O clube Pinochet, dos ditadores sanguinários saídos do poder e mortos sem terem visto a Histõria ajustar contas com eles, tem mais um ilustre membro: Suharto. Digo dele o mesmo que disse de Pinochet: que não descanse em paz.
Disse coisas bem mais eloquentes do que eu conseguiria Helena Matos, no Público de hoje, acerca da relação de Suharto com as potências ocidentais e também acerca do dúbio papel português de que nunca se fala:
“[Foi um ditador conveniente] para vários Estados. Como os EUA, que viam nele um aliado da realpolitik.
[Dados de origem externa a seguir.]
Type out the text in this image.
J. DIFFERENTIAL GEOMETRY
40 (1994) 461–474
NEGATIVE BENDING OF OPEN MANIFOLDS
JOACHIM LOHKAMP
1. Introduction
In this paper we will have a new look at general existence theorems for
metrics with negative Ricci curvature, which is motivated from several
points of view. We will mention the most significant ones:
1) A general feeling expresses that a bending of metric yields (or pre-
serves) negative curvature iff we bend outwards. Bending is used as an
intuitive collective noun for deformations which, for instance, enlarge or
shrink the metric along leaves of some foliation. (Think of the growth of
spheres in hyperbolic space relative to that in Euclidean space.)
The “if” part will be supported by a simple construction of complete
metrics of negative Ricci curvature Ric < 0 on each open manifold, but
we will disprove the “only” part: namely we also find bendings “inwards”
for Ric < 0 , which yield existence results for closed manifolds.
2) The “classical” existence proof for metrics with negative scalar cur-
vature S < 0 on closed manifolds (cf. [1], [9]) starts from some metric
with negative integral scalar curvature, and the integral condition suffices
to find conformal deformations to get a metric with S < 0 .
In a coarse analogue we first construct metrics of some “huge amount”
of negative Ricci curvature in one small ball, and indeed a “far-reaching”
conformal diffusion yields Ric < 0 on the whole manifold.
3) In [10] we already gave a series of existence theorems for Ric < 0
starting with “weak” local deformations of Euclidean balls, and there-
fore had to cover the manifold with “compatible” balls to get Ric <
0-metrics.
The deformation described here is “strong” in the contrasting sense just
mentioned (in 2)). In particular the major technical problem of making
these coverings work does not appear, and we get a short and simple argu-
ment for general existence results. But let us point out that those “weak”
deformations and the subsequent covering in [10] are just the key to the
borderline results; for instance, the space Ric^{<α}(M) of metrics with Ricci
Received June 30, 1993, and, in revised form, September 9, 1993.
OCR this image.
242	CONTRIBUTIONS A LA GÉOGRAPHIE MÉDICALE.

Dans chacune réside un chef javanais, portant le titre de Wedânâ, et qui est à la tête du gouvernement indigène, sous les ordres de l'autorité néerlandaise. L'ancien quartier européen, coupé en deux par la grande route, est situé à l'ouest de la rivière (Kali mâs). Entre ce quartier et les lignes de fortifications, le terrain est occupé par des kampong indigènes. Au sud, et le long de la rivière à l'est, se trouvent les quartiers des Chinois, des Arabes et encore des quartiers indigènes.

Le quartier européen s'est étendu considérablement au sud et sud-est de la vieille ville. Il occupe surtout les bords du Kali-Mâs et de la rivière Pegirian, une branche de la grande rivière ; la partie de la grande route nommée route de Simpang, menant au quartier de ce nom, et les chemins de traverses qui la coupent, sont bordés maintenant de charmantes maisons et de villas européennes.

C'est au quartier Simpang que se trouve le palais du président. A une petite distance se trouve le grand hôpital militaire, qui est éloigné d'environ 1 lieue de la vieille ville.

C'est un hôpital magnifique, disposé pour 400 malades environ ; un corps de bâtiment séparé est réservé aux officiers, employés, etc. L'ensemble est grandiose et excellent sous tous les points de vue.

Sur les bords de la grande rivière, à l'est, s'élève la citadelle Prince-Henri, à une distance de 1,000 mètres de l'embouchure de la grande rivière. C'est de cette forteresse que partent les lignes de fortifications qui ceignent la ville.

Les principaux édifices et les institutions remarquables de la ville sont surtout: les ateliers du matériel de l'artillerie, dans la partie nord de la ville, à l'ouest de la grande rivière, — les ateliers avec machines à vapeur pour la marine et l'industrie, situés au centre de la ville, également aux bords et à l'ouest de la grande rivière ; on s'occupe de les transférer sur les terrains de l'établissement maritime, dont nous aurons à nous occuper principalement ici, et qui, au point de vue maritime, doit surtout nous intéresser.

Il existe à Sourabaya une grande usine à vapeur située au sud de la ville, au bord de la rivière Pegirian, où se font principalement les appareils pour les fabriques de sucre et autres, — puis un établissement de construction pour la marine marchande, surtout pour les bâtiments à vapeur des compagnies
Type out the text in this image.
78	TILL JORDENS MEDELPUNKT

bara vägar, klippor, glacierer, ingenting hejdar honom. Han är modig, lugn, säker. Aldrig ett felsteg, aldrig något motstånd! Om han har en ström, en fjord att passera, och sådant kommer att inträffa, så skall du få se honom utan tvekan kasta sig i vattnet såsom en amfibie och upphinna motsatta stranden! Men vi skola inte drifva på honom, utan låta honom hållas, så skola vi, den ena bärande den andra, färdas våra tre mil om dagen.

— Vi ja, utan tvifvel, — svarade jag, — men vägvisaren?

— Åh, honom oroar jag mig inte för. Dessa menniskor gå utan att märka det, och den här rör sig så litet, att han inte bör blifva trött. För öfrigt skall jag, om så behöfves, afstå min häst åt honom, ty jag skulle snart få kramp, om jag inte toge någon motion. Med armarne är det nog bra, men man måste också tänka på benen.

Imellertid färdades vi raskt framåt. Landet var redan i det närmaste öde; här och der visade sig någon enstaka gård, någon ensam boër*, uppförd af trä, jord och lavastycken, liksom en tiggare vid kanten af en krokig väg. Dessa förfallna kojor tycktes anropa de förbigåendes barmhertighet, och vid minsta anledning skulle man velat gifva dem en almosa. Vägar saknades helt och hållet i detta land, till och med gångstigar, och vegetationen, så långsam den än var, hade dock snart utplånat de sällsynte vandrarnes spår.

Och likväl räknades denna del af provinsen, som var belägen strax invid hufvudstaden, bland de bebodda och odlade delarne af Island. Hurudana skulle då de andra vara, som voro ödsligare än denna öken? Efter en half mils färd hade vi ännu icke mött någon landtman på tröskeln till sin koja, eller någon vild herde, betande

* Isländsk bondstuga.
Para o Vaticano, que não ignorava ser a Indonésia o mais populoso país muçulmano do mundo e que, no meio da crescente radicalização do Islão, se mostrava comparativamente tolerante para com os católicos. Foi-o também para Portugal onde a brutalidade das tropas indonésias nos poupou a maiores explicações sobre o nosso papel naquela tragédia. E para os próprios timorenses cujo calvários às mãos dos indonésios lhes ofuscou as suas próprias responsabilidades nos acontecimentos de 1975, pois quando as tropas indonésias entraram em Timor já a violência e a brutalidade estavam instaladas.
(…)
[Em 1975] Portugal encontrara finalmente o seu ditador conveniente: Suharto. O homem a quem finalmente, numa espécie de frenesi e alívio patrióticos, todos os portugueses podiam odiar e condenar.”